La Roma perde e la rassegnazione prende piede. Ma per chi ha vissuto 14 partite senza vittorie con Mazzone, per chi ha creduto in Salsano, il problema ora è il distacco –
Marco non ha nemmeno la forza di contestare. Vede la bufera che si sta per abbattere sull’Olimpico per la terza volta in quattro partite giocate a casa nel 2018 e l’aspetta, rassegnato e inerme. Non cerca colpevoli, ma si concentra sugli innocenti: quei quarantamila ostinati arrivati allo stadio convinti di sfidare con guanti e cappelli le intemperie di Burian e che si sono invece ritrovati nudi e impotenti davanti a una Roma che più che le mani, ti ghiaccia il sangue.
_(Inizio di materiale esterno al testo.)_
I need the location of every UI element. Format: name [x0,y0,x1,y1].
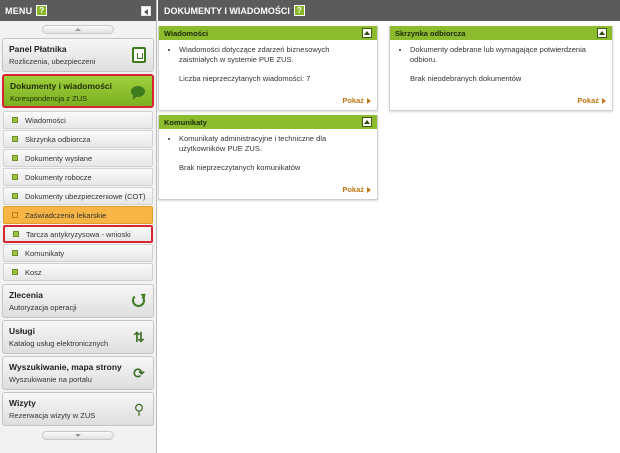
widget-skrzynka-odbiorcza: Skrzynka odbiorcza Dokumenty odebrane lu… [389,26,613,111]
main-content: DOKUMENTY I WIADOMOŚCI ? Wiadomości Wiad… [158,0,620,453]
sub-item-skrzynka-odbiorcza[interactable]: Skrzynka odbiorcza [3,130,153,148]
collapse-widget-icon[interactable] [362,117,372,127]
collapse-widget-icon[interactable] [597,28,607,38]
chevron-down-icon [75,434,81,437]
section-title: Wyszukiwanie, mapa strony [9,362,122,372]
sub-item-dokumenty-ubezpieczeniowe[interactable]: Dokumenty ubezpieczeniowe (COT) [3,187,153,205]
widget-body: Komunikaty administracyjne i techniczne … [159,129,377,173]
sidebar-title: MENU [5,5,33,16]
widget-title: Wiadomości [164,28,209,38]
square-bullet-icon [13,231,19,237]
widget-komunikaty: Komunikaty Komunikaty administracyjne i … [158,115,378,200]
sub-item-label: Wiadomości [25,115,66,125]
show-link[interactable]: Pokaż [342,185,371,194]
sub-item-kosz[interactable]: Kosz [3,263,153,281]
sub-item-label: Zaświadczenia lekarskie [25,210,107,220]
sub-item-tarcza-antykryzysowa[interactable]: Tarcza antykryzysowa - wnioski [3,225,153,243]
square-bullet-icon [12,250,18,256]
show-link[interactable]: Pokaż [577,96,606,105]
section-panel-platnika[interactable]: Panel Płatnika Rozliczenia, ubezpieczeni [2,38,154,72]
widget-status: Liczba nieprzeczytanych wiadomości: 7 [179,74,311,83]
square-bullet-icon [12,193,18,199]
sub-item-zaswiadczenia-lekarskie[interactable]: Zaświadczenia lekarskie [3,206,153,224]
square-bullet-icon [12,155,18,161]
collapse-widget-icon[interactable] [362,28,372,38]
section-subtitle: Korespondencja z ZUS [10,94,88,103]
sub-item-label: Dokumenty robocze [25,172,92,182]
show-link-label: Pokaż [342,96,364,105]
widget-title: Skrzynka odbiorcza [395,28,466,38]
sub-item-dokumenty-robocze[interactable]: Dokumenty robocze [3,168,153,186]
square-bullet-icon [12,174,18,180]
widget-description: Wiadomości dotyczące zdarzeń biznesowych… [179,45,369,65]
help-icon[interactable]: ? [36,5,48,16]
help-icon[interactable]: ? [293,5,305,16]
refresh-icon [132,294,145,307]
widget-title: Komunikaty [164,117,207,127]
widget-body: Dokumenty odebrane lub wymagające potwie… [390,40,612,84]
square-bullet-icon [12,136,18,142]
widget-description: Dokumenty odebrane lub wymagające potwie… [410,45,604,65]
widget-description: Komunikaty administracyjne i techniczne … [179,134,369,154]
sub-menu-list: Wiadomości Skrzynka odbiorcza Dokumenty … [0,111,156,281]
widget-wiadomosci: Wiadomości Wiadomości dotyczące zdarzeń … [158,26,378,111]
section-wizyty[interactable]: Wizyty Rezerwacja wizyty w ZUS ⚲ [2,392,154,426]
square-bullet-icon [12,269,18,275]
widget-body: Wiadomości dotyczące zdarzeń biznesowych… [159,40,377,84]
sidebar-menu: MENU ? Panel Płatnika Rozliczenia, ubezp… [0,0,157,453]
widget-header: Skrzynka odbiorcza [390,26,612,40]
sub-item-label: Dokumenty wysłane [25,153,93,163]
section-subtitle: Wyszukiwanie na portalu [9,375,92,384]
services-icon: ⇅ [133,329,145,345]
speech-bubble-icon [131,86,145,100]
section-title: Panel Płatnika [9,44,67,54]
collapse-sidebar-icon[interactable] [141,5,151,16]
arrow-right-icon [602,97,606,104]
sub-item-wiadomosci[interactable]: Wiadomości [3,111,153,129]
sub-item-label: Komunikaty [25,248,65,258]
arrow-right-icon [367,97,371,104]
section-dokumenty-i-wiadomosci[interactable]: Dokumenty i wiadomości Korespondencja z … [2,74,154,108]
section-title: Dokumenty i wiadomości [10,81,113,91]
sub-item-label: Dokumenty ubezpieczeniowe (COT) [25,191,146,201]
widget-header: Komunikaty [159,115,377,129]
section-wyszukiwanie[interactable]: Wyszukiwanie, mapa strony Wyszukiwanie n… [2,356,154,390]
panel-icon [132,47,146,63]
widget-status: Brak nieodebranych dokumentów [410,74,522,83]
sub-item-label: Skrzynka odbiorcza [25,134,91,144]
scroll-down-button[interactable] [42,431,114,440]
show-link-label: Pokaż [577,96,599,105]
scroll-up-button[interactable] [42,25,114,34]
arrow-right-icon [367,186,371,193]
section-uslugi[interactable]: Usługi Katalog usług elektronicznych ⇅ [2,320,154,354]
widget-header: Wiadomości [159,26,377,40]
section-title: Zlecenia [9,290,44,300]
section-subtitle: Rezerwacja wizyty w ZUS [9,411,96,420]
sync-icon: ⟳ [133,365,145,381]
show-link-label: Pokaż [342,185,364,194]
section-title: Wizyty [9,398,36,408]
sub-item-label: Kosz [25,267,42,277]
section-subtitle: Rozliczenia, ubezpieczeni [9,57,96,66]
section-subtitle: Autoryzacja operacji [9,303,77,312]
sub-item-komunikaty[interactable]: Komunikaty [3,244,153,262]
section-zlecenia[interactable]: Zlecenia Autoryzacja operacji [2,284,154,318]
sub-item-dokumenty-wyslane[interactable]: Dokumenty wysłane [3,149,153,167]
chevron-up-icon [75,28,81,31]
sub-item-label: Tarcza antykryzysowa - wnioski [26,229,131,239]
show-link[interactable]: Pokaż [342,96,371,105]
square-bullet-icon [12,212,18,218]
square-bullet-icon [12,117,18,123]
section-title: Usługi [9,326,35,336]
widget-status: Brak nieprzeczytanych komunikatów [179,163,301,172]
section-subtitle: Katalog usług elektronicznych [9,339,109,348]
walking-person-icon: ⚲ [133,401,145,417]
sidebar-header: MENU ? [0,0,156,21]
main-header: DOKUMENTY I WIADOMOŚCI ? [158,0,620,21]
page-title: DOKUMENTY I WIADOMOŚCI [164,5,290,16]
“Solo la maglia, tifiamo solo la maglia”. Anche il coro che si leva dalla Sud quando il peggio scatenato dal gol di Cutrone scopre che il suo limite è ancora inesplorato fino al raddoppio di Calabria, più che una contestazione è una presa d’atto dell’unica cosa a cui aggrapparsi: “Chi tifa Roma non perde mai”. Nella sconfitta senza innocenti in campo, in cui non ce n’è uno da salvare “perché lui sì che ci ha almeno provato”, i tifosi della Roma si scoprono stanchi. Carlo scorre i ricordi e cerca di ritrovare un precedente, una speranza o un appiglio a cui aggrapparsi per vedere la quiete dopo la tempesta, ma nulla: fischia il vento e infuria la bufera.
Questa volta non c’è un elemento in grado di riaccendere la fiammella, tanto e tale è lo sbando che i suoi occhi percepiscono dal campo quando anche Di Francesco decide di alzare bandiera bianca inserendo una mezza dozzina di attaccanti e azzerando un centrocampo già in grande affanno di suo. “Potrebbe andare peggio, potrebbe piovere”. Ciccio cerca con il gusto della battuta di risollevare il morale di chi gli sta intorno, e invece nevica e nessuno ride. Questo è quanto. Questo è il conto che presentano alla Sud (e alla Nord, e alla Monte Mario, e alla Tevere e ai Distinti) i tesserati di una Roma che doveva portarci in cima al mondo e invece sta portando sottozero un sentimento.
Già, perché per chi come noi ha visto le 14 partiteconsecutive senza vittorie di Mazzone, per chi come noi è cresciuto con Piacentini e Bonacina e considerando Fausto Salsano l’uomo in grado di spostare gli equilibri, quello che fa rabbrividire più di Burian e di Gattuso che esulta nel nostro stadio – così fan tutti – è il distacco, la sensazione di scollegamento che comunicano con i fatti prima e con le parole poi gli undici giocatori, chi li guida dalla panchina e chi li dirige dalla tribuna: “Abbiamo giocato un buon primo tempo”.
A queste latitudini più che le sconfitte, preoccupa infatti da sempre il modo in cui le sconfitte arrivano. Del resto, siamo la curva che ha dichiarato il suo amore a prescindere – “Mai schiavi del risultato” – siamo la curva che tra gioie poche e dolori tanti non ha mai fatto mancare il suo apporto: “Che sarà sarà”. Questa volta, però, sembra diverso. Non sappiamo da dove ricominciare, perché quella andata in scena ieri (e ieri l’altro) all’Olimpico rischia di trasformarsi in una frattura sentimentale con pochi precedenti: potere del calcio moderno.
Potremmo provare a ricominciare da De Rossi e Florenzi, che nonostante tutto trovano la forza per farci un cenno (da lontano, visto che il male del calcio dicono si annidi lì dove più forte è la passione), forse dal Capitano di un tempo, forse più semplicemente da noi stessi, che nonostante tutto “non ti lasceremo mai”. Prima di uscire, è Marco a metterci davanti all’evidenza dei fatti, nonostante tutto e nonostante loro: “Ricominceremo da Napoli, perché comunque vada noi non supereremo mai questa fase”.